Clearly label individual lamps or containers that are storing lamps with the following:
- The words "universal waste lamps," "waste lamps," or "used lamps."
- The accumulation start date. Used and unused lamps become waste on the date you decide to discard them.
You can accumulate lamps for one year from the date you start generating. An extension to the one-year accumulation limit is allowed if the facility needs more time to collect enough items to facilitate proper recovery, treatment, or disposal. Document your accumulation. You can do this by marking the first date of accumulation.
Recycling and disposing of universal waste lamps
Do not crush lamps if handling as universal waste.
Send universal waste lamps to another handler or a destination facility. Another handler includes any business that is already managing universal waste, government-sponsored collections, or hazardous waste management firms. All universal waste must go to a destination facility.
Specific requirements for mercury lamps
Some local governments may have landfill bans on disposal of mercury-containing lamps or other mercury-containing items. Check with your local health department, solid waste agency, or landfill for specific requirements, as well as recycling or disposal options.

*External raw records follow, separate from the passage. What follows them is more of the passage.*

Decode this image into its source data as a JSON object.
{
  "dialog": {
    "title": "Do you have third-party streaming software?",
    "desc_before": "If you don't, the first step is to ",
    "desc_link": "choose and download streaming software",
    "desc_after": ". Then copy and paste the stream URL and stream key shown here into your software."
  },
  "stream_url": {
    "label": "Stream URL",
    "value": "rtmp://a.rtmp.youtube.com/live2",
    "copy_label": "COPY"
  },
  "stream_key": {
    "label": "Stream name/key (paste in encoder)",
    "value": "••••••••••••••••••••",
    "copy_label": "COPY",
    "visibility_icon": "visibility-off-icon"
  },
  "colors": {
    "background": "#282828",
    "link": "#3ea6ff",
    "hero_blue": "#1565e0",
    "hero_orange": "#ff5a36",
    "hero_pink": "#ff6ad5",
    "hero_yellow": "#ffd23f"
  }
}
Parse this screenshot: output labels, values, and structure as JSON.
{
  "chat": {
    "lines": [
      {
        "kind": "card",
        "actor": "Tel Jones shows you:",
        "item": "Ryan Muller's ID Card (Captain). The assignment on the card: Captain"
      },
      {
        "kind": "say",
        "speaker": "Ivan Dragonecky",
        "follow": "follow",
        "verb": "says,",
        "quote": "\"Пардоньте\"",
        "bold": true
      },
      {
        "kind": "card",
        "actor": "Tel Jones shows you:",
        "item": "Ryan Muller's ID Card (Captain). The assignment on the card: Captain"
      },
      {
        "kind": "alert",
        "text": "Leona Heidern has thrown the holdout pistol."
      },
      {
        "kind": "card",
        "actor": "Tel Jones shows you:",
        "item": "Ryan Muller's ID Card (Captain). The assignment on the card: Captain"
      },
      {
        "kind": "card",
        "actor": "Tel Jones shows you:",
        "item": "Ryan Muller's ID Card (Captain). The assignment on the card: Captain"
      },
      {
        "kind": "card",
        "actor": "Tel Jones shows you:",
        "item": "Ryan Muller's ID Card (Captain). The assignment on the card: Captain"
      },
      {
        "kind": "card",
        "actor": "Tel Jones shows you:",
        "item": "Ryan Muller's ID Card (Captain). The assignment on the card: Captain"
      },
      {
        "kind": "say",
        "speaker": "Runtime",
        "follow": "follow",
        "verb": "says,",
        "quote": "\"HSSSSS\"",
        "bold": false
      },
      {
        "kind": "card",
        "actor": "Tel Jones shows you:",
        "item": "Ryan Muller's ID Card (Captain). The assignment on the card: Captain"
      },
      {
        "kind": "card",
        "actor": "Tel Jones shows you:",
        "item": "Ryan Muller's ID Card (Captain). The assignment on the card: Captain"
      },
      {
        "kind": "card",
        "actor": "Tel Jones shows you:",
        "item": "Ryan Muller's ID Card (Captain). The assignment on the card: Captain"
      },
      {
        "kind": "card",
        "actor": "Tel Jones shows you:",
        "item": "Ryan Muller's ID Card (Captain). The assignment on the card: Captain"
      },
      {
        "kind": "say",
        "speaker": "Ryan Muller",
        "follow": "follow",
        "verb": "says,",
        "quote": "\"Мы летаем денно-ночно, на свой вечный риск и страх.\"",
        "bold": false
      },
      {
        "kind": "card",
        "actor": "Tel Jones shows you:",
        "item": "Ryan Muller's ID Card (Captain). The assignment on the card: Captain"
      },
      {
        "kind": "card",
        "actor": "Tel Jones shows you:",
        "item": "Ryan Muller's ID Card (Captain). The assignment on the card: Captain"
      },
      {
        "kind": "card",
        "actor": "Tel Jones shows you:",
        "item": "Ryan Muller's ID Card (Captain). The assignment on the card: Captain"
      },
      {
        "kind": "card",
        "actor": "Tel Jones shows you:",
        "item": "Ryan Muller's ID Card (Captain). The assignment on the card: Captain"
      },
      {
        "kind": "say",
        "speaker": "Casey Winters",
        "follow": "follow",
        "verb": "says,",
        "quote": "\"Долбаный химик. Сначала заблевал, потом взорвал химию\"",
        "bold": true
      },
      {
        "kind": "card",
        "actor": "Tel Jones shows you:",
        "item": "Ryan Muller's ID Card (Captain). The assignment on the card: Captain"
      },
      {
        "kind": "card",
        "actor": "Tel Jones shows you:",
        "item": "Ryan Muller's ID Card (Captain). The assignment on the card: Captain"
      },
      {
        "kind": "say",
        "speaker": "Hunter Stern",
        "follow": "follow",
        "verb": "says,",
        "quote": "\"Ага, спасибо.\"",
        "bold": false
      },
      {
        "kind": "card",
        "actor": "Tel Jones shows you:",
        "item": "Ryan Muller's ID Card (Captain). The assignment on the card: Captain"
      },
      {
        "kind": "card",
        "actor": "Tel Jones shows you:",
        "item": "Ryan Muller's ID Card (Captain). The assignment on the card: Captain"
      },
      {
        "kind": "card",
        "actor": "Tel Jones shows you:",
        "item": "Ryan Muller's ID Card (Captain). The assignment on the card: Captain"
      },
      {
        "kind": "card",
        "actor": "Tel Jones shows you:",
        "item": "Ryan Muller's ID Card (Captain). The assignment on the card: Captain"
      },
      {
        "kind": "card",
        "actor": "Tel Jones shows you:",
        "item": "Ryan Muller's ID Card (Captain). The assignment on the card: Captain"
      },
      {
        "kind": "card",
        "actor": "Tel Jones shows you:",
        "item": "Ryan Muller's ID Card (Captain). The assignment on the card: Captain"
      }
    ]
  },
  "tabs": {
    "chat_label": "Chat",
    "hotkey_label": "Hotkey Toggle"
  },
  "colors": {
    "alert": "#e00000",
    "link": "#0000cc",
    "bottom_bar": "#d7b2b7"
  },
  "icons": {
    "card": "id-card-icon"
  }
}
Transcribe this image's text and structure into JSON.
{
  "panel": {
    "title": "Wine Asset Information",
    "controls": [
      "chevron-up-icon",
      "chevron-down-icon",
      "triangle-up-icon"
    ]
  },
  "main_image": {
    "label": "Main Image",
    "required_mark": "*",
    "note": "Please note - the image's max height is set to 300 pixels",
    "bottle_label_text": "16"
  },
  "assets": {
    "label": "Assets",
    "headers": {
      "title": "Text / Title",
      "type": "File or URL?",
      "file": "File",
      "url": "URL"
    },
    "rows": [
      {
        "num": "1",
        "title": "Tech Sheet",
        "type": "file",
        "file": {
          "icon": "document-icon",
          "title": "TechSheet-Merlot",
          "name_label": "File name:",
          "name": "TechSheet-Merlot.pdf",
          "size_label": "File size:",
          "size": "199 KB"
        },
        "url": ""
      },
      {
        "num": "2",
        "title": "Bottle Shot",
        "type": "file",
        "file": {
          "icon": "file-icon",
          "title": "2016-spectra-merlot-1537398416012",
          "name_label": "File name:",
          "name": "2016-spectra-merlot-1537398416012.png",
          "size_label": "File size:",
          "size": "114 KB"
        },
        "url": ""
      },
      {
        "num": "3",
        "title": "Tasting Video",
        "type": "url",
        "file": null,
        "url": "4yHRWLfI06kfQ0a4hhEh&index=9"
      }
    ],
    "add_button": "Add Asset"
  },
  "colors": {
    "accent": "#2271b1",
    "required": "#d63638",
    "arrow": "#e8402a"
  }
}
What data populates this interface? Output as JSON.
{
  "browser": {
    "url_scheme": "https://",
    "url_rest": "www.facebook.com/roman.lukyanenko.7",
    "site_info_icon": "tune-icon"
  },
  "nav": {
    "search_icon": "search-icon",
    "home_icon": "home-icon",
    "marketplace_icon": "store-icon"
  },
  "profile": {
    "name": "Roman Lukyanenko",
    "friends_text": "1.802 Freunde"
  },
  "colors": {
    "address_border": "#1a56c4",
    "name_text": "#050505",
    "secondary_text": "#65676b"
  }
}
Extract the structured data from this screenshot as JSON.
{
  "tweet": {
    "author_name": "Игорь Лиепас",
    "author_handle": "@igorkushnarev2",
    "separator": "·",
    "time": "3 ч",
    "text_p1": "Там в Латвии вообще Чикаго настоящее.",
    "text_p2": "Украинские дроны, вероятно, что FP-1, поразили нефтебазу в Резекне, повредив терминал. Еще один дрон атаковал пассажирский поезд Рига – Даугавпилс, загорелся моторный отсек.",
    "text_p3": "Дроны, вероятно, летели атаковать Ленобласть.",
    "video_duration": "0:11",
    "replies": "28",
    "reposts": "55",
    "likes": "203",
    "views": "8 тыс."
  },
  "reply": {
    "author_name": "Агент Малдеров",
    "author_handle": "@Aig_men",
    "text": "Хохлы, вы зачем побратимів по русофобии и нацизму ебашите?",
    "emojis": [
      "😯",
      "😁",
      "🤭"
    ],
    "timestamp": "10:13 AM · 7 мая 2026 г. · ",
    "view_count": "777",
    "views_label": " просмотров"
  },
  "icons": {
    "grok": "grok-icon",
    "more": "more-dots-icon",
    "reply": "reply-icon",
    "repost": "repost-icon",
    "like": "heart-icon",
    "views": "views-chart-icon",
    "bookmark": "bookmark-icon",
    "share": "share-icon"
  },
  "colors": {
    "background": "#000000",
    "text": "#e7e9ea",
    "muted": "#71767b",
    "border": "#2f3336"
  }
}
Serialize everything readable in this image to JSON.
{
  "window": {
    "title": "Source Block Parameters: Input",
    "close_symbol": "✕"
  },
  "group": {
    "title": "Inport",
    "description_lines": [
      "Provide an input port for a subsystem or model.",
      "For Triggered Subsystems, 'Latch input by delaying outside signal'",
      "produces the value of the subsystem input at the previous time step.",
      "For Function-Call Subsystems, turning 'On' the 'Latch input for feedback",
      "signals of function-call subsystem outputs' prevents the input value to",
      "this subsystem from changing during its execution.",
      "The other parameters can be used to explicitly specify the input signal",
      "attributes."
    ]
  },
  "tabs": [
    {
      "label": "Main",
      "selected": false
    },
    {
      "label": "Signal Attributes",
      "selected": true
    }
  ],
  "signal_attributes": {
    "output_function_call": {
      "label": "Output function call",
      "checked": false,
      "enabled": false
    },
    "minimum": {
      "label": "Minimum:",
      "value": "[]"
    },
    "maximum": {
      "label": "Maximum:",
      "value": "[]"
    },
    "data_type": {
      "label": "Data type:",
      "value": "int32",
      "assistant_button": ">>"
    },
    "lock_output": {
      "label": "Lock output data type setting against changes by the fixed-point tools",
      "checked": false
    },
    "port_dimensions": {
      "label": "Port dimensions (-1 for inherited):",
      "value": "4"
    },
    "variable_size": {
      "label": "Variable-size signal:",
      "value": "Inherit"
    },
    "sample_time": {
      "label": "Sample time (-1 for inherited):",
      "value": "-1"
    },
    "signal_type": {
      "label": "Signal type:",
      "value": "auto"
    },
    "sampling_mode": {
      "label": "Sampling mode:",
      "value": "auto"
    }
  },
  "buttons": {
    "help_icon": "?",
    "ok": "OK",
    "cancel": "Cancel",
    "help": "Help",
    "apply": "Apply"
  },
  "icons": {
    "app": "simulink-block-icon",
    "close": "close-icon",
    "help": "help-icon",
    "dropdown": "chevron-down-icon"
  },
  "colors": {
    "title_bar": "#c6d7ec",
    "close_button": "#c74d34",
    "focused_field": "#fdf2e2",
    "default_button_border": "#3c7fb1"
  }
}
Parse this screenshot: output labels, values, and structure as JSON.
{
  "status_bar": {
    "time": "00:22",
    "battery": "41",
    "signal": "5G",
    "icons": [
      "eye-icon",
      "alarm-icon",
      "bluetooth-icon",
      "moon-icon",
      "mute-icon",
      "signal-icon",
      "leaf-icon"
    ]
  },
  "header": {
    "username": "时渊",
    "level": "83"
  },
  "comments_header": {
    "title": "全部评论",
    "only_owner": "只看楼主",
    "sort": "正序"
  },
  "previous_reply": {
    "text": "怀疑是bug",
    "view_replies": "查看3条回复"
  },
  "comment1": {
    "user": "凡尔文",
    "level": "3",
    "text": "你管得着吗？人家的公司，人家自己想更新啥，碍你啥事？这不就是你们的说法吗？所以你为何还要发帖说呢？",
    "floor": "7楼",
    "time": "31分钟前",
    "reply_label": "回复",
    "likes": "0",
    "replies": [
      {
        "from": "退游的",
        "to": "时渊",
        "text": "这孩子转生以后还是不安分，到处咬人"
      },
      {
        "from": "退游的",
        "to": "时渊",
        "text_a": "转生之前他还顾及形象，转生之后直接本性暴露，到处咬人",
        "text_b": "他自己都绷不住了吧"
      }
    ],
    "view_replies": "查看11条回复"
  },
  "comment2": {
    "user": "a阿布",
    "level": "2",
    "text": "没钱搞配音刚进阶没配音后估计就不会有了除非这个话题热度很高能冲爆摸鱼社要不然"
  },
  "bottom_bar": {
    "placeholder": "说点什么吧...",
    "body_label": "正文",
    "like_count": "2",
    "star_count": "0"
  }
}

LightRecycle Washington is a program that collects mercury-containing lights at locations around the state. Consumers and businesses can recycle up to 10 lights per day at no cost. This may be an option for disposal if you have a small quantity of lights. Find out more about the LightRecycle program.
Why do we care about lamps?
Nationally, about 680 million lamps are disposed of per year. Most are sent to solid waste disposal facilities. These lamps can contain mercury or lead. Although fluorescent lamps contain toxic mercury and should be recycled when they wear out, we encourage people to continue using them because they use less electricity and last longer than other types of lighting.